Outros quatro Estados tiveram expansão acima da média nacional, de 10,5%: Goiás (+17,1%), Amazonas (+16,3%), Minas Gerais (+15,0%) e Paraná (+14,2%). Em São Paulo, a expansão foi de 10,1%.

Em dezembro, na comparação com novembro, no entanto, a atividade caiu em 11 das 14 regiões, com destaque para Rio de Janeiro, Paraná, Bahia, Goiás e Rio Grande do Sul. Em São Paulo, o recuo foi de 1,2%.

Recuos em fim de ano são em geral esperados, uma vez que muitas empresas já chegam a dezembro com estoques formados para atender o comércio - o que leva a uma atividade menor -, ou mesmo concedem férias coletivas a seus empregados.

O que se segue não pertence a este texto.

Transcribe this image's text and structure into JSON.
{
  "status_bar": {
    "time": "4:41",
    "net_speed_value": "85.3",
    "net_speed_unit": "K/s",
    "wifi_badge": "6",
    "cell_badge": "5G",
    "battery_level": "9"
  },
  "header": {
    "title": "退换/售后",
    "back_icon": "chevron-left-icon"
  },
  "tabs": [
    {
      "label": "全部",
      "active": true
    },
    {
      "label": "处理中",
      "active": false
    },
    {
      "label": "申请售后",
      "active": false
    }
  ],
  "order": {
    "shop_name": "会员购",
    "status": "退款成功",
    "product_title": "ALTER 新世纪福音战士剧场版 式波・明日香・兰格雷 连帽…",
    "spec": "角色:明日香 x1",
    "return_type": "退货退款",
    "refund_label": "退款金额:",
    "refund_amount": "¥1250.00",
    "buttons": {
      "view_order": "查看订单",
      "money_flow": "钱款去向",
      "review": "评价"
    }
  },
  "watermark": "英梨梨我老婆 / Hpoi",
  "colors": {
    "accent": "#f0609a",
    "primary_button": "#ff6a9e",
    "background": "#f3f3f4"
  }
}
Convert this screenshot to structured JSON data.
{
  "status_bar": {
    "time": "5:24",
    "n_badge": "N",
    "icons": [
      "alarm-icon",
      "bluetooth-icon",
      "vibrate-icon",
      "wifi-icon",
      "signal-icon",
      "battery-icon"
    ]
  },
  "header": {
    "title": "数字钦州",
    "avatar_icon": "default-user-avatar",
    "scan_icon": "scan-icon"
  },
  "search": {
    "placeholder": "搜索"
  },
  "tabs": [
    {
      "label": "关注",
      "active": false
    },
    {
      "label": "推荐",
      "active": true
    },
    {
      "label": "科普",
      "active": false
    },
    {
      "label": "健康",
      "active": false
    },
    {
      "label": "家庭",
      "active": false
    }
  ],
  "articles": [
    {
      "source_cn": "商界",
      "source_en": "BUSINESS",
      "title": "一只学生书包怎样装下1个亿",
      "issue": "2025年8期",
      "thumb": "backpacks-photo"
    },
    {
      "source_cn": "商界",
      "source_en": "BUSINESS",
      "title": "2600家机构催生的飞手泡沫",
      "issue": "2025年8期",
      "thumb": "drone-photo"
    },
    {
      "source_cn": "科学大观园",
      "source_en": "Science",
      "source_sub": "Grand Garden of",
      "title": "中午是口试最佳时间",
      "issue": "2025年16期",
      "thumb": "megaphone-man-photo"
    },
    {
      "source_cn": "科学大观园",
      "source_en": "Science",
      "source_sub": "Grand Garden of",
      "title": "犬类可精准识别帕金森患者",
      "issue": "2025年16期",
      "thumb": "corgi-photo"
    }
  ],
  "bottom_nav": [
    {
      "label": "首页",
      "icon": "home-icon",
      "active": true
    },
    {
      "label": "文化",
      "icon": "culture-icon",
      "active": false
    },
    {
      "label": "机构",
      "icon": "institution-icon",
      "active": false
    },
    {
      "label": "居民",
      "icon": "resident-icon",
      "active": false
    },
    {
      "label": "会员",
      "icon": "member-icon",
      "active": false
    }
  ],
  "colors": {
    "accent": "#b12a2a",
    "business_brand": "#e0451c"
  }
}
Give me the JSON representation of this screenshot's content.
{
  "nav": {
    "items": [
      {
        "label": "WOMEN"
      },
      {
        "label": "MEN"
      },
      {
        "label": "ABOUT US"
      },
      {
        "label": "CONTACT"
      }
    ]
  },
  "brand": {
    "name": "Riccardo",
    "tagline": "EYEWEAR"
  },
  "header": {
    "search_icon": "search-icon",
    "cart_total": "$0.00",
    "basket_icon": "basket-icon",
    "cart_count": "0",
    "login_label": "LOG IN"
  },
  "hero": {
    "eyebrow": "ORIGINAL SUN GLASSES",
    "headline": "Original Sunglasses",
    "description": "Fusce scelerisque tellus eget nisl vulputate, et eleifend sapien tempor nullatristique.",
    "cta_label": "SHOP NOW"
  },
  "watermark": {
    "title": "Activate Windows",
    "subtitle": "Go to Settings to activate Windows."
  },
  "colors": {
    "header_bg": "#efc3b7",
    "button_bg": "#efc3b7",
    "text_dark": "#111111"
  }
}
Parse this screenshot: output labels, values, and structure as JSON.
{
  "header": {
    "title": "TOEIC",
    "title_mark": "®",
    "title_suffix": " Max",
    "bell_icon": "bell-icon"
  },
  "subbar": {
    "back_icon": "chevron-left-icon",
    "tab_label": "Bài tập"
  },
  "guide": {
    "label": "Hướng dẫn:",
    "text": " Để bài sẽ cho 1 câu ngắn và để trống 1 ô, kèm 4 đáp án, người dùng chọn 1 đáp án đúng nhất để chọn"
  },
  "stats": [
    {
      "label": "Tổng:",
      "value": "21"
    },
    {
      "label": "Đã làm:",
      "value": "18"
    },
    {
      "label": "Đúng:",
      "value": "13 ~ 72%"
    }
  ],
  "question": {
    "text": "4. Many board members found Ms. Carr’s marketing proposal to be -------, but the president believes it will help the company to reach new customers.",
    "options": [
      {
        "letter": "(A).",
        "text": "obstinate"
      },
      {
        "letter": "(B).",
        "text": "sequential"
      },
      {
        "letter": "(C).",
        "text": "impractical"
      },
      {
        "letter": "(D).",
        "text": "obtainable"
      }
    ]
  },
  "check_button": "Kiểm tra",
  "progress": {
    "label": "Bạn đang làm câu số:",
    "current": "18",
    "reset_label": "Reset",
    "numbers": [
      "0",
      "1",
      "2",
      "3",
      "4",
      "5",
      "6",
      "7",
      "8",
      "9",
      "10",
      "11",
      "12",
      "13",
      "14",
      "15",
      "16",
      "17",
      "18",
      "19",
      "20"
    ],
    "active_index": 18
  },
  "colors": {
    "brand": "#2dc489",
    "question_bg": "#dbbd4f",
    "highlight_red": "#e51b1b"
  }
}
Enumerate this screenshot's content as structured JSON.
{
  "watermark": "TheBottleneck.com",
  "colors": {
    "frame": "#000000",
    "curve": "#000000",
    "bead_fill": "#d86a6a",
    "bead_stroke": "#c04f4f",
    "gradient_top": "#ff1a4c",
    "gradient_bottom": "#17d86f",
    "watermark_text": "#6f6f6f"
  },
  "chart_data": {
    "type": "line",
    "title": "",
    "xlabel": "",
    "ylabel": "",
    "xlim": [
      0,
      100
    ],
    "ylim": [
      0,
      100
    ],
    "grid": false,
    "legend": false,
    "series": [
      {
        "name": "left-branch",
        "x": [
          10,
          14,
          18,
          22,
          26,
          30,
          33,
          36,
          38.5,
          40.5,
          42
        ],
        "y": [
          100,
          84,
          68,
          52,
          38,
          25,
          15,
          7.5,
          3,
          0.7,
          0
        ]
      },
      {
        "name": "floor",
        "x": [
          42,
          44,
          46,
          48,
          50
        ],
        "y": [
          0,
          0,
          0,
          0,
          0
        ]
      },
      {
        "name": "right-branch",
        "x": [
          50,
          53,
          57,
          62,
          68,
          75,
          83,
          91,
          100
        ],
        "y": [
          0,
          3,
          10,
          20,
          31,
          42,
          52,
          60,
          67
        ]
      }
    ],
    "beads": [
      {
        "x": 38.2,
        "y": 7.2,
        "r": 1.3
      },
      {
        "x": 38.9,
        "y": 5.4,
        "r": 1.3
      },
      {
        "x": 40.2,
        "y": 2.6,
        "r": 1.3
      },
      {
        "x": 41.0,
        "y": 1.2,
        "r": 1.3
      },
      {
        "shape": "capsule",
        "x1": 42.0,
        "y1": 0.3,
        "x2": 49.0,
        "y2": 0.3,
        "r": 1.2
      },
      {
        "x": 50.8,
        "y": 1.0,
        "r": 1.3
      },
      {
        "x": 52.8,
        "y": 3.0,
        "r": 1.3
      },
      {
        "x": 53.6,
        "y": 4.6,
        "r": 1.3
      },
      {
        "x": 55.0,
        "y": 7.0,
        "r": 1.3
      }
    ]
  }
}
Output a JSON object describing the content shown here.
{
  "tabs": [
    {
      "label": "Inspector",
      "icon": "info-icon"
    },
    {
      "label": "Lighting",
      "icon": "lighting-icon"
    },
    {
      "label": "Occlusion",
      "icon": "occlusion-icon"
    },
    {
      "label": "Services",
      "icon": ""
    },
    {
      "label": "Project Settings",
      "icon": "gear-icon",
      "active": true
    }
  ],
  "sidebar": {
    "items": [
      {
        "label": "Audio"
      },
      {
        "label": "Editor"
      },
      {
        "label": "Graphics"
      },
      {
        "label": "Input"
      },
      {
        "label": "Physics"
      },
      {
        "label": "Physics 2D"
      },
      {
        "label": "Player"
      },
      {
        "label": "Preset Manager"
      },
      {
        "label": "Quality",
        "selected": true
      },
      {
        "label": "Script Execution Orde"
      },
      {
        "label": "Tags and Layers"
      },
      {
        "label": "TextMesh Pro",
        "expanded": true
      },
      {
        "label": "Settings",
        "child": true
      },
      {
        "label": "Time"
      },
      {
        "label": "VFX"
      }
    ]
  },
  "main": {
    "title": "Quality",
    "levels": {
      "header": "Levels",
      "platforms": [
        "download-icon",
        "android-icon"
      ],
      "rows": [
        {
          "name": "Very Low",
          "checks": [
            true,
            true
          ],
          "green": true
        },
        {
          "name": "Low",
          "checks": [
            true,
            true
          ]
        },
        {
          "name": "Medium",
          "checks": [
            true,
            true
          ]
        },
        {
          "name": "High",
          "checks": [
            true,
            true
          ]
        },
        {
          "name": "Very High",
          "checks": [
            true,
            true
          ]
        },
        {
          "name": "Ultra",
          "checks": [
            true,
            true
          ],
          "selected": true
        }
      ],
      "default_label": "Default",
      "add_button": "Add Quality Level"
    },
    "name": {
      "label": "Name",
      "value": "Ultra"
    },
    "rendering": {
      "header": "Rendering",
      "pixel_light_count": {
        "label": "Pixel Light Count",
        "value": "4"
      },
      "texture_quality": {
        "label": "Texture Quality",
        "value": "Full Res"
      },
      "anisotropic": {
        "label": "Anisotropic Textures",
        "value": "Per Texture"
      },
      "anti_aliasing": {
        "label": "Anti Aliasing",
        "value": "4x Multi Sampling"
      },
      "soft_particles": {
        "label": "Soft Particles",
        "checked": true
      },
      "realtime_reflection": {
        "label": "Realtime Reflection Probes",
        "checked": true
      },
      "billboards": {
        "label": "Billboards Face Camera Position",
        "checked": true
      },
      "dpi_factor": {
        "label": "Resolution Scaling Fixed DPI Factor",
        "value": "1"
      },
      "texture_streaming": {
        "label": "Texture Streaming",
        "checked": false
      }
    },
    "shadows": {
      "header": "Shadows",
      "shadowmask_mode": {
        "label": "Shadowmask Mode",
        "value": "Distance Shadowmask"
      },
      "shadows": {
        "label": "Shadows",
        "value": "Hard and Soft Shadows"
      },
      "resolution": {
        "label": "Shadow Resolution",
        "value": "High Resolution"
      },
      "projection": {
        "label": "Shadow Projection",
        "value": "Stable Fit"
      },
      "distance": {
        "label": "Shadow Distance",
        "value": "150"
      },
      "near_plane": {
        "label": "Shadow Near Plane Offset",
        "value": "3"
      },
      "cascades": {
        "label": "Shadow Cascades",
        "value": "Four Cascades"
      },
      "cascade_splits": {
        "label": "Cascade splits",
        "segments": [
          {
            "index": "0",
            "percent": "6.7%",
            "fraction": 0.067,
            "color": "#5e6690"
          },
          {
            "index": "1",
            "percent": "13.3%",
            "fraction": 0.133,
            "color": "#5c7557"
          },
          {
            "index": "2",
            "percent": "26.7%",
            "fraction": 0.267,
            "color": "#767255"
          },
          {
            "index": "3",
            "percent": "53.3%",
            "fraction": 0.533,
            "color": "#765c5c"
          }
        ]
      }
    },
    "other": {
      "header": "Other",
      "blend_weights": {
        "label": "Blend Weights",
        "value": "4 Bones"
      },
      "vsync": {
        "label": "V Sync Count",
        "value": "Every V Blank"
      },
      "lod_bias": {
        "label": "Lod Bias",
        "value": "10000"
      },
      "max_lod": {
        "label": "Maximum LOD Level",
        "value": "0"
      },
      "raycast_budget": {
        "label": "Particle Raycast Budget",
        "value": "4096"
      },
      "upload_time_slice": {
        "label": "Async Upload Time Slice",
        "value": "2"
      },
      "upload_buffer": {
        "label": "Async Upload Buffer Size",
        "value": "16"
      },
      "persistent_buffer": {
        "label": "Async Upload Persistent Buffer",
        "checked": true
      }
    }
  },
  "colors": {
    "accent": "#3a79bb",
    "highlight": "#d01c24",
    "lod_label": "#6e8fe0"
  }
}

Na comparação de dezembro de dezembro do ano passado com o mesmo mês de 2009, dez das 14 regiões tiveram crescimento da atividade, com destaque para os Estados do Pará e de Goiás. São Paulo registrou expansão de 1,2% nessa comparação. Já Espírito Santo, Região Nordeste, Ceará e Bahia tiveram contração.

Maior desde 1986
O ritmo da produção da indústria brasileira em 2010 foi o maior desde 1986 (quando cresceu 10,94%). Em dezembro, no entanto, houve recuo de 0,7% em relação a novembro. Na comparação com o mesmo mês de 2009 houve alta de 2,7%.

Em 2010, o primeiro semestre mostrou avanço de 16,2% frente a igual período do ano anterior, mas o ritmo caiu entre julho e dezembro: o avanço foi de 5,6%. No quarto trimestre, a atividade cresceu 3,3% sobre igual período de 2009, mas caiu 0,1% sobre o terceiro trimestre.

Em dezembro, na comparação com novembro, 11 setores tiveram recuo - com destaque para: material eletrônico e equipamentos de comunicações, metalurgia básica e edição e impressão - e outros 15 cresceram. Já na comparação com dezembro de 2009, houve crescimento em 19 dos 27 setores, com destaque para veículos automotores, indústrias extrativas  e máquinas e equipamentos.